To use variable packet writing you need two things: Software that does it and a CD-R drive that supports it. If the drive doesn't support this form of writing you may not be able to read the disc in any CD-ROM drive.

Smart Storage's (Andover, MA 508-623-3300) FloppyCD uses variable packet writing. It also has a feature called snap shooting that lets you read the data in another drive and still add to the CD before you finalize the CD.

CD-Rewritable

CD-RW drives let you rewrite CD-RW media. For a CD-RW drive to work to full potential it needs to work with the right software and media. A CD-RW drive can't rewrite a piece of CD-R media. It can only record, erase and re-record a piece of CD-RW media.

The first CD-RW drives didn't offer good rewritability. If you wanted to rewrite a piece of rewritable CD media you had to rewrite the entire disc. You couldn't rewrite parts of it.

Newer CD-RW drives and CD-RW software releases let CD-RW media act like a 650 MB floppy disc. These features are often listed as random erase. You can erase individual tracks on your CD-RW media. It doesn't matter where the track is on the CD. Newer CD-RW drives support UDF and ISO 9660 file systems.

These CD-RW drives are also called multifunction drives. Yamaha's (San Jose, CA 408-467-2300) CRW4001t ($550) has three numbers describing the drive. It has 4X recording, 2X rewriting and 6X reading. The drive's specs are shown as 4X/2X/6X. It can make master CDs as well as store data onto rewritable discs.
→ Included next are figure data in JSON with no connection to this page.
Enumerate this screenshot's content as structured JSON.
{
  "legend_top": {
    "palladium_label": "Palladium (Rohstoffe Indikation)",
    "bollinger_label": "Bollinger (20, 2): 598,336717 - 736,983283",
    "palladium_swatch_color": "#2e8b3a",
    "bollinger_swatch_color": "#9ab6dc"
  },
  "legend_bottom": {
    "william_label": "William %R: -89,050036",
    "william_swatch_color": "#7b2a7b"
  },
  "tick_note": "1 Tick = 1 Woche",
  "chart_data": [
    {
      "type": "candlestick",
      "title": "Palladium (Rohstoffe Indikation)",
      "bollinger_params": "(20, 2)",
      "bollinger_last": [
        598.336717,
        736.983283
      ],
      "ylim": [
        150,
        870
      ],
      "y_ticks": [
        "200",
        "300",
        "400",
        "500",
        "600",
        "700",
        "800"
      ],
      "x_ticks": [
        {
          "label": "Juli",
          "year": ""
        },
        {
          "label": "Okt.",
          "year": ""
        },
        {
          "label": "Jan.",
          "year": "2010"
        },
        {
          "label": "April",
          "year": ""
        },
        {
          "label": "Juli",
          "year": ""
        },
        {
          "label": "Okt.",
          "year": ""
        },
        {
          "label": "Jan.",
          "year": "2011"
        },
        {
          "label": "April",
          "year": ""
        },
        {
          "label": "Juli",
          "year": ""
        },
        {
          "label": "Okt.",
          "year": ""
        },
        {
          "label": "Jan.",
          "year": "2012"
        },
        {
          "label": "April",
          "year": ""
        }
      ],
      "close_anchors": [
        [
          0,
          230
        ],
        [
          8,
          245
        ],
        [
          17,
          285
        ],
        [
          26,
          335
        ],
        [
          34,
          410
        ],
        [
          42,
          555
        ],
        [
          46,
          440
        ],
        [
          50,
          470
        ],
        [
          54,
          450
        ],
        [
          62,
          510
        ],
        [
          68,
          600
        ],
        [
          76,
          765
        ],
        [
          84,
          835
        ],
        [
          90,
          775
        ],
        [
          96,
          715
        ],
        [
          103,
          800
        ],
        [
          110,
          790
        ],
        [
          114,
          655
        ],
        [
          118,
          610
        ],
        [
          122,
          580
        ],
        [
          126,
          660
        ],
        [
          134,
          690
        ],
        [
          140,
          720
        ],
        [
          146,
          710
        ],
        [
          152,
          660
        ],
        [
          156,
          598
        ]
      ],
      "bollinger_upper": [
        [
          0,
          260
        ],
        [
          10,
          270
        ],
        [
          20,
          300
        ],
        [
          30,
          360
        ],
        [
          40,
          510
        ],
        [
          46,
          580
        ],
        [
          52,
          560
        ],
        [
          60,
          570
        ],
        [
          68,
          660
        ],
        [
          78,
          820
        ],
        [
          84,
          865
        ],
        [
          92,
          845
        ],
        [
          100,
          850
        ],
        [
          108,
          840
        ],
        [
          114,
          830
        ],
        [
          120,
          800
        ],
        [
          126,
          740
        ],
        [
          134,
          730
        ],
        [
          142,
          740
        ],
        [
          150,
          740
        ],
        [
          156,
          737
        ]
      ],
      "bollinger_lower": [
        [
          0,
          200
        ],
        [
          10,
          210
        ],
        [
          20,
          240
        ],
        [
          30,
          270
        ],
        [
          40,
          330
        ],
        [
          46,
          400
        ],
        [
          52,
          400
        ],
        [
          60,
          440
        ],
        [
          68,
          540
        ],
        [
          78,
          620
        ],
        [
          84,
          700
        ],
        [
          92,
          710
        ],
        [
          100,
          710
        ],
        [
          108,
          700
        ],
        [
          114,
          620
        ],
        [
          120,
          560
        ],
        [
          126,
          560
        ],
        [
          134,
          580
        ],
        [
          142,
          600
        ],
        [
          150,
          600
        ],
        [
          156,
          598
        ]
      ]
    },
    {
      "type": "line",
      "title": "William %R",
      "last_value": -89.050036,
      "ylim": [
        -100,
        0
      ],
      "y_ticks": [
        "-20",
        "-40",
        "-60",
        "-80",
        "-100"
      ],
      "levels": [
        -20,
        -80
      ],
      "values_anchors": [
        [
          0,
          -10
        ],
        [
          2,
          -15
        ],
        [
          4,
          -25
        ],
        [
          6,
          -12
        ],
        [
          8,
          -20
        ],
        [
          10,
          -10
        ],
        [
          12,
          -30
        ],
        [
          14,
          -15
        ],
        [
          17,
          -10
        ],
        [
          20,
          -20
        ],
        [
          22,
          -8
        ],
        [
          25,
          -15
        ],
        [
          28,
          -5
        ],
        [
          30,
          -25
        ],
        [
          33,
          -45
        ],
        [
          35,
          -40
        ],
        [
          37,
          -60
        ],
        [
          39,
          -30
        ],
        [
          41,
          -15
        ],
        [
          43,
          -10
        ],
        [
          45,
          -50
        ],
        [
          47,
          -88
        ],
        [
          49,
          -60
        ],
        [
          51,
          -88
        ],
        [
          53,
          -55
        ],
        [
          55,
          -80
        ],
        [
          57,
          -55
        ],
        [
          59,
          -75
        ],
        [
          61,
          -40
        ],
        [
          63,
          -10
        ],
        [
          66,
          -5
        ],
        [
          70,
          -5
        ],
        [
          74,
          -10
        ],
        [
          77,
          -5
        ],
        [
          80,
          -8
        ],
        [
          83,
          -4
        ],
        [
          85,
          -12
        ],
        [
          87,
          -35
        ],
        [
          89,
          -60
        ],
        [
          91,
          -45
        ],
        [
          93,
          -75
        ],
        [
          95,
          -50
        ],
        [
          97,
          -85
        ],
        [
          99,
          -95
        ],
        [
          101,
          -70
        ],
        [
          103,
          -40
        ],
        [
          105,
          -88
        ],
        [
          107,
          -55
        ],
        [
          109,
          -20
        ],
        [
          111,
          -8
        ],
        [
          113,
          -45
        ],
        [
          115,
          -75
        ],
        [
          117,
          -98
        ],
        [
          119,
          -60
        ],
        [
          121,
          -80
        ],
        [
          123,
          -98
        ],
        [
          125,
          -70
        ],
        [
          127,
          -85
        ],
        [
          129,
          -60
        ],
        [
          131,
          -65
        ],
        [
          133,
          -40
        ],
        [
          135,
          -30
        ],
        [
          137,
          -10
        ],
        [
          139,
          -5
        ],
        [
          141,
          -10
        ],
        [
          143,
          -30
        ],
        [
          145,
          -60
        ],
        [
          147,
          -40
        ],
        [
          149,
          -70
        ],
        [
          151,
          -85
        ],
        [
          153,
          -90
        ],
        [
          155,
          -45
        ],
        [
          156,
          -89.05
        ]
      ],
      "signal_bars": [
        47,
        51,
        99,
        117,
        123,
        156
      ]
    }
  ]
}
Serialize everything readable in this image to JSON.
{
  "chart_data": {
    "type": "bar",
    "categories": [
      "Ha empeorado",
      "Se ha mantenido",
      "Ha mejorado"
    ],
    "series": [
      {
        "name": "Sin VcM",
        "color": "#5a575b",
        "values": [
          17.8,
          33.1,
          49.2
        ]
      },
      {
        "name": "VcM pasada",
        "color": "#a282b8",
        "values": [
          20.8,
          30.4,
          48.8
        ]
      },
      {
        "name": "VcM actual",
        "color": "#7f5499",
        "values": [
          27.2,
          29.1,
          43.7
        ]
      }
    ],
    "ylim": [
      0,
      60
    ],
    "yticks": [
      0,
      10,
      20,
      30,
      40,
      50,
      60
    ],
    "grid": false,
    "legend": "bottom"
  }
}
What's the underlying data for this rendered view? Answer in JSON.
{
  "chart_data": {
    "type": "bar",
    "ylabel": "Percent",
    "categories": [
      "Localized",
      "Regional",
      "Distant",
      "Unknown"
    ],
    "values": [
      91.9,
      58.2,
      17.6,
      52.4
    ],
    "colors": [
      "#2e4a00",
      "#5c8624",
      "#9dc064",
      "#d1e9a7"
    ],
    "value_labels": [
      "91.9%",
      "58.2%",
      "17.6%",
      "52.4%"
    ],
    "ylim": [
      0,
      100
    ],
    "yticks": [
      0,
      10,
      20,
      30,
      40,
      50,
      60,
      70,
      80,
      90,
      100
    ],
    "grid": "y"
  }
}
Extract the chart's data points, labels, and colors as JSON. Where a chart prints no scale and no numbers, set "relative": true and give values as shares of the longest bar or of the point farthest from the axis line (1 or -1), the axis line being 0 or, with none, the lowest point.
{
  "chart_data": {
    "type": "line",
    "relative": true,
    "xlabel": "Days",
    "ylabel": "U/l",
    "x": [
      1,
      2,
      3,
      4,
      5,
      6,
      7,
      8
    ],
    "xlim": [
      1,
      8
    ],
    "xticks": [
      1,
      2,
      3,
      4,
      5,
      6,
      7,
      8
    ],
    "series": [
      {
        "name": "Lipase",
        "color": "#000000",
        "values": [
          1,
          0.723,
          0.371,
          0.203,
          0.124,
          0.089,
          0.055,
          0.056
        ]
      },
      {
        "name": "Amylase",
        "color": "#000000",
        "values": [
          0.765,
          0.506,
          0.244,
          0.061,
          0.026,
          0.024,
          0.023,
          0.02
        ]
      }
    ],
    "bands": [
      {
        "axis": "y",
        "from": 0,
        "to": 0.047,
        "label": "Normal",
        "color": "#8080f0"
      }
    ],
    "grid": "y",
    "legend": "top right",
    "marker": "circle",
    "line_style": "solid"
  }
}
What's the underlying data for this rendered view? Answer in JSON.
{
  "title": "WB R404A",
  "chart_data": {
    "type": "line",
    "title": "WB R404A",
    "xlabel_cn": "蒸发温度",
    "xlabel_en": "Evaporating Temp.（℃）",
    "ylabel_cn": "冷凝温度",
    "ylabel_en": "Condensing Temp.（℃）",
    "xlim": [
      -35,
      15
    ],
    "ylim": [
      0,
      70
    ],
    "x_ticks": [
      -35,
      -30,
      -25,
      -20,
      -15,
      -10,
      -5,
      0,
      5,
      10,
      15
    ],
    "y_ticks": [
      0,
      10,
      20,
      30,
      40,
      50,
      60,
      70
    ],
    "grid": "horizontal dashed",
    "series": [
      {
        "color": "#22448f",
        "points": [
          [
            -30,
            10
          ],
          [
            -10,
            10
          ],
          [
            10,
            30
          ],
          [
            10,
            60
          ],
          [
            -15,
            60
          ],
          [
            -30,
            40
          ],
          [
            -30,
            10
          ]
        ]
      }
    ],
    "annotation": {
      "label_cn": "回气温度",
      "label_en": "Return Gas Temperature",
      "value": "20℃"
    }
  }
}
Microboards' (Chanhassen, MN 612-470-1848) Playwrite 4000RW ($750) 4X/2X/6X drive comes with Adaptec's DirectCD version 2.0 software.

CD-RW multifunction drives are ideal for editing CDs before making masters for duplication. They're an effective way to perform incremental backups. CD-RW media costs $20 each. Blank CD-R media costs less than $3. But you can reuse CD-RW media.

A CD-RW disc can only be read in a CD-RW or multiread drive. CD-R discs can be read in virtually any CD-ROM, CD-R or CD-RW drive.

Ricoh's (San Jose, CA 408-432-8800) newest CD-RW drive bundle, MediaMaster ($500), comes with an ATAPI interface. This makes the product easy to install. You don't have to fiddle with a SCSI card or change the COM port. It comes bundled with Design Intelligence desktop publishing software.

Ricoh's first CD-RW drives don't support random erase out of the box, but they have a solution. You can download a self-extracting file for a firmware upgrade for free from their Web site -- www.ricoh.com. Then install version 2.0 of Adaptec's DirectCD or Seagate's Backup Exec for Rewritable software. That will give the Ricoh MediaMaster drive the random erase functionality.